An investigation by the Health and Safety Authority (HSE) found that neither Jonathan´s employers nor the owners of the farm had taken effective precautions to prevent work equipment coming into contact with the overhead power cables during the drilling work in preparation for crop irrigation.

The HSE prosecuted T. W. Page Ltd (Jonathan´s employers) and L. F. Papworth Ltd (the owners of the farm) for breaches of the Health and Safety at Work Act 1974. Earlier this week, both companies pleaded guilty to the charges at Norwich Crown Court.

After hearing about Jonathan´s workplace electrocution injuries and the measures that should have been put in place to prevent injury, judges fined T. W. Page Ltd £80,400 with costs of £6,596, and L. F. Papworth Ltd was fined £134,000 with £6,484 costs.

Speaking after the fines had been issued, HSE Inspector Jessica Churchyard said: “This tragic incident has had devastating consequences for Jonathan Howes and his family. “Similar incidents involving overhead power line strikes remain all too common in Great Britain and are almost always entirely avoidable.

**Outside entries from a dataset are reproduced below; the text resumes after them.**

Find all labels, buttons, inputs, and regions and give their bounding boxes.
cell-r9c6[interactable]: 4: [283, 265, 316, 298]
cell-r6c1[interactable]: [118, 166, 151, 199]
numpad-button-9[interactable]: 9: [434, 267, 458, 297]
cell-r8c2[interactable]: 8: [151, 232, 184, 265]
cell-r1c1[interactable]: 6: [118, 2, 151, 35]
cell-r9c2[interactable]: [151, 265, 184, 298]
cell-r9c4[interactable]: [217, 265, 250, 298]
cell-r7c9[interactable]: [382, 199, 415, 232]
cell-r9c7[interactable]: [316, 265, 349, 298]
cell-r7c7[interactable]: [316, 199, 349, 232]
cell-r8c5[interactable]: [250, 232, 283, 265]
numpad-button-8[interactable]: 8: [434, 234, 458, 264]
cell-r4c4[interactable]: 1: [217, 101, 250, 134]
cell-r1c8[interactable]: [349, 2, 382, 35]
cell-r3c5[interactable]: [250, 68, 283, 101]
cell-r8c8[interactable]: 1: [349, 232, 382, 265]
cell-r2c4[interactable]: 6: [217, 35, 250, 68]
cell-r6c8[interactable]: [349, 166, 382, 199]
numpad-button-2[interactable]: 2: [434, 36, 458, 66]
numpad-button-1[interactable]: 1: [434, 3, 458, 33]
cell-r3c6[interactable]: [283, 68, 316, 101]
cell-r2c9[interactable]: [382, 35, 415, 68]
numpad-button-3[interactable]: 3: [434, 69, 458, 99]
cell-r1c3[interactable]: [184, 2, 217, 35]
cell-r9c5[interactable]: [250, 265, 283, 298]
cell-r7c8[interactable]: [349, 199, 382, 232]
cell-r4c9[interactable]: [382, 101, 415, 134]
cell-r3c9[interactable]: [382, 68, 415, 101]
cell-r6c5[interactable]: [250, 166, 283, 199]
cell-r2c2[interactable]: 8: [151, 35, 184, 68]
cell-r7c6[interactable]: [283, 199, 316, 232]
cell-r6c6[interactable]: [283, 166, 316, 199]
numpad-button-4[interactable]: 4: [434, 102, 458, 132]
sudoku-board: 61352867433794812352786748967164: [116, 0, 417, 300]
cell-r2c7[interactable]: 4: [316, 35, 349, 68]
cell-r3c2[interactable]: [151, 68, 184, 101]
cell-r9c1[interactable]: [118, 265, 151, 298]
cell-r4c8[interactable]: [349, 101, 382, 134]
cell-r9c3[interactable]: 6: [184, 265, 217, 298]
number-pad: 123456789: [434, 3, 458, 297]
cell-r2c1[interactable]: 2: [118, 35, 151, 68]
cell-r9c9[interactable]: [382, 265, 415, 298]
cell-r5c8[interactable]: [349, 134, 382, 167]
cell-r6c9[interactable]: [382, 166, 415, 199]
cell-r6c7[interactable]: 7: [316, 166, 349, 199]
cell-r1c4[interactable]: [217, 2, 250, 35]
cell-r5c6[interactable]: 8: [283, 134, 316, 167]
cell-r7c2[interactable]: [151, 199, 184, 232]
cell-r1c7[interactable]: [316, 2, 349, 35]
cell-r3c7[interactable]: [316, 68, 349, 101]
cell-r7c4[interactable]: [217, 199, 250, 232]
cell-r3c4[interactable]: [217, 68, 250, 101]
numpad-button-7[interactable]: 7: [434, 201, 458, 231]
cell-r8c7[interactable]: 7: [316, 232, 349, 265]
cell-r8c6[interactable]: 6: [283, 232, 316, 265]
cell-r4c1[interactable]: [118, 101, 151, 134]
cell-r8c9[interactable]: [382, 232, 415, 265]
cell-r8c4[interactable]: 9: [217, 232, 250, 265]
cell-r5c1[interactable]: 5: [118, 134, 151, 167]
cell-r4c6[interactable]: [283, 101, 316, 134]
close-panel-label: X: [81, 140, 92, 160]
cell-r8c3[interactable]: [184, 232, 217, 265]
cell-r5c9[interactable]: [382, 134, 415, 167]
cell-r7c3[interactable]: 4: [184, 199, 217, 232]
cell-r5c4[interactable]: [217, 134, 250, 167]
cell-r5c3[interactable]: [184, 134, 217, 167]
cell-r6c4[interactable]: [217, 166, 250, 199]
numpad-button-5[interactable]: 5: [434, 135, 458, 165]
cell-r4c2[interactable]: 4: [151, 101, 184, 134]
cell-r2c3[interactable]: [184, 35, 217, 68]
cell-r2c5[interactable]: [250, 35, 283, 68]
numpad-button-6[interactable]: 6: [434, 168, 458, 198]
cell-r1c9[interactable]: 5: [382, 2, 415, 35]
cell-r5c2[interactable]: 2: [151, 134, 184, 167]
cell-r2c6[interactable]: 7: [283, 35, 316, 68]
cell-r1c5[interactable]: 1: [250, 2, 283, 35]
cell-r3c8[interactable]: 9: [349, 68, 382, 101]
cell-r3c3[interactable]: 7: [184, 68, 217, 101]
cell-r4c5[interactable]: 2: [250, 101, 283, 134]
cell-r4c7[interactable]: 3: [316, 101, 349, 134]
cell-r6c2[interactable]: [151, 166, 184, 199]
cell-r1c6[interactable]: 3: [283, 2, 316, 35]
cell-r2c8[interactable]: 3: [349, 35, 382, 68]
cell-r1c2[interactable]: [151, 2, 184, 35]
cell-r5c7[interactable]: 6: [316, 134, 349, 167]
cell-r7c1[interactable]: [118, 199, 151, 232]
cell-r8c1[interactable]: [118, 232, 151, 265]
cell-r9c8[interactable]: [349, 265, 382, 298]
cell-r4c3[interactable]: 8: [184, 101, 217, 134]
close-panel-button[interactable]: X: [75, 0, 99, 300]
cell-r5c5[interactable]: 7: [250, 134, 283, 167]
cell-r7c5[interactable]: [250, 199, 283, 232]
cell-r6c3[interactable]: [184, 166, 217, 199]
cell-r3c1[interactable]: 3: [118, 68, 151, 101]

“Duty holders planning, organising and carrying out such work must ensure that site-specific risks are identified and controlled. Where hazardous electrical conductors need to be kept live, workers and equipment must be kept at a safe distance from them. Here, no effective precautions were implemented and workers were put at potentially lethal risk with Mr Howes suffering injuries which will affect him for the rest of his life.”